Sachet water companies need permits
Accra, Sept. 19, GNA - Companies producing water in sachets who fail to obtain a trade permit sticker issued by the Accra Metropolitan Assembly (AMA) for their distribution trucks would not be allowed to operate in the Central Business District.
To ensure compliance, special guards would be deployed at all entry points of the Central Business District to monitor activities of these trucks, Mr. Stanley Nii Adjiri Blankson, Chief Executive Officer of AMA, said in Accra.
He was speaking at the induction into office of members of the Executive Implementation Committee (EIC) of the Assembly's Plastic Waste Management Project (APWAMP) on Tuesday. The project, which is to begin on a pilot basis and replicated in other parts of Accra, aims at controlling the increasing menace of plastic waste in the metropolis. EIC, which is tasked to manage the project would, after six months, hand over to the AMA.
Nii Adjiri Blankson said trucks carrying products weighing up to four tons would pay 100 GH cedis a month, those up to seven tons would pay 120 GH cedis, trucks up to 10 tons would pay 150 GH cedis and articulated trucks would pay 300 GH cedis. "Stickers issued shall expire at the end of every month irrespective of the date of issue," he said, adding that money accruing would be used to finance the project. The permits would be issued upon inspection of AMA Business Operation Permit, Business registration Certificate and Standard Board/Food and Drugs Board Certificate. The company would also have to give its location, name of product and other relevant information that would help the AMA to compile a database of all sachet water and related producers. Nii Adjiri Blankson said there would be 20 giant billboards and several hundred dustbins within the project zone. He reiterated that AMA was not against private enterprises saying, "What AMA is interested in is to ensure that enterprises conduct their business in an environmentally-friendly and responsible way for the benefit of the business itself and society at large." He said he was optimistic that the project would not only help check the plastic menace but create jobs. He tasked EIC members to monitor execution of the project and incorporate awareness creation. The Mayor told EIC members that plastic waste had been a source of worry to all, saying that used plastic waste was threatening the environment, economy and agriculture.

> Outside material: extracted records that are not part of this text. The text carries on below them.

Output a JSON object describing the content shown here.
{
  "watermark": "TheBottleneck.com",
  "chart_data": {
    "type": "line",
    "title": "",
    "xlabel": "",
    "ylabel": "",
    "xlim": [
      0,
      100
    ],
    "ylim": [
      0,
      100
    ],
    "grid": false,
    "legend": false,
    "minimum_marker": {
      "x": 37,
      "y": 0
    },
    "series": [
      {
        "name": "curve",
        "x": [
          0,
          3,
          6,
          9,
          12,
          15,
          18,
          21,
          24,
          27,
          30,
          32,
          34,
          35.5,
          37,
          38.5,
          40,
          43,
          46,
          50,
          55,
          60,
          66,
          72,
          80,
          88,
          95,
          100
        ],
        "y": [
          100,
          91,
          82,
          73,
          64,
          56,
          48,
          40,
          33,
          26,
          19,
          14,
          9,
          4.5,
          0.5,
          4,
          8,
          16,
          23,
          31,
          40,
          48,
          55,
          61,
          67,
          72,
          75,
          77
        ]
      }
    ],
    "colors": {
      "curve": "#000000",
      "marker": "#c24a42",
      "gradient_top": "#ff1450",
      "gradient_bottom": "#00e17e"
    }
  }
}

According to him, urban farmers were unable to produce crops and other vegetables because the soil was full of non-biodegradable rubber waste, hence making their lands barren. "While fishermen now catch plastic products instead of fish, people practicing animal husbandry are now looking helplessly because their animals are dying as result of swallowing indigestible plastic products."
Nii Adjiri Blankson explained that due to the negative impact of plastic waste, the Assembly earlier decided to ban them, citing Tanzania and some African countries.
However, the Union of Sachet Water Producer (USWAP), Agbogboloshie Pure Water and Iced Water Sellers Association and other stakeholders met him and they decided to find a solution to the plastic waste menace. "At this meeting, it was decided that there was the need for a committee to be constituted to come out with modalities for the most effective and efficient management of plastic waste in the Metropolis. Thus a committee was immediately set up." Nii Adjiri Blankson said the terms of reference of the stakeholder meeting were to draw up plans for the establishment of a Pilot Plastic Waste Management Project in the Central Business District and identify sources of sponsorship.
He said EIC was, among other things, to establish a "No drop Zone" of plastic waste and set up collection points to collect plastic waste. He appealed to other stakeholders whose operations either affected the plastic menace directly or indirectly to support the waste management project.
Mr. Ebow Botwe of the Ghana Plastic Manufacturers Association, who is the chairman of the project said one of the environmental legacy that people could leave for future generations would depend on "our resolve to recycle and manage waste properly". Mr Botwe noted that the establishment of two recycling plants was to ensure that the plastics recycled were used in the production of items such as footwear. He said: "Plastics are 100 per cent recyclable by either being processed into economically useful low products such as footwear, mats, pipes and many more. Plastic can be thermally incinerated to generate energy. "Let us all learn to dispose of plastic waste properly to avoid falling victim to arrest and charges for littering plastic waste."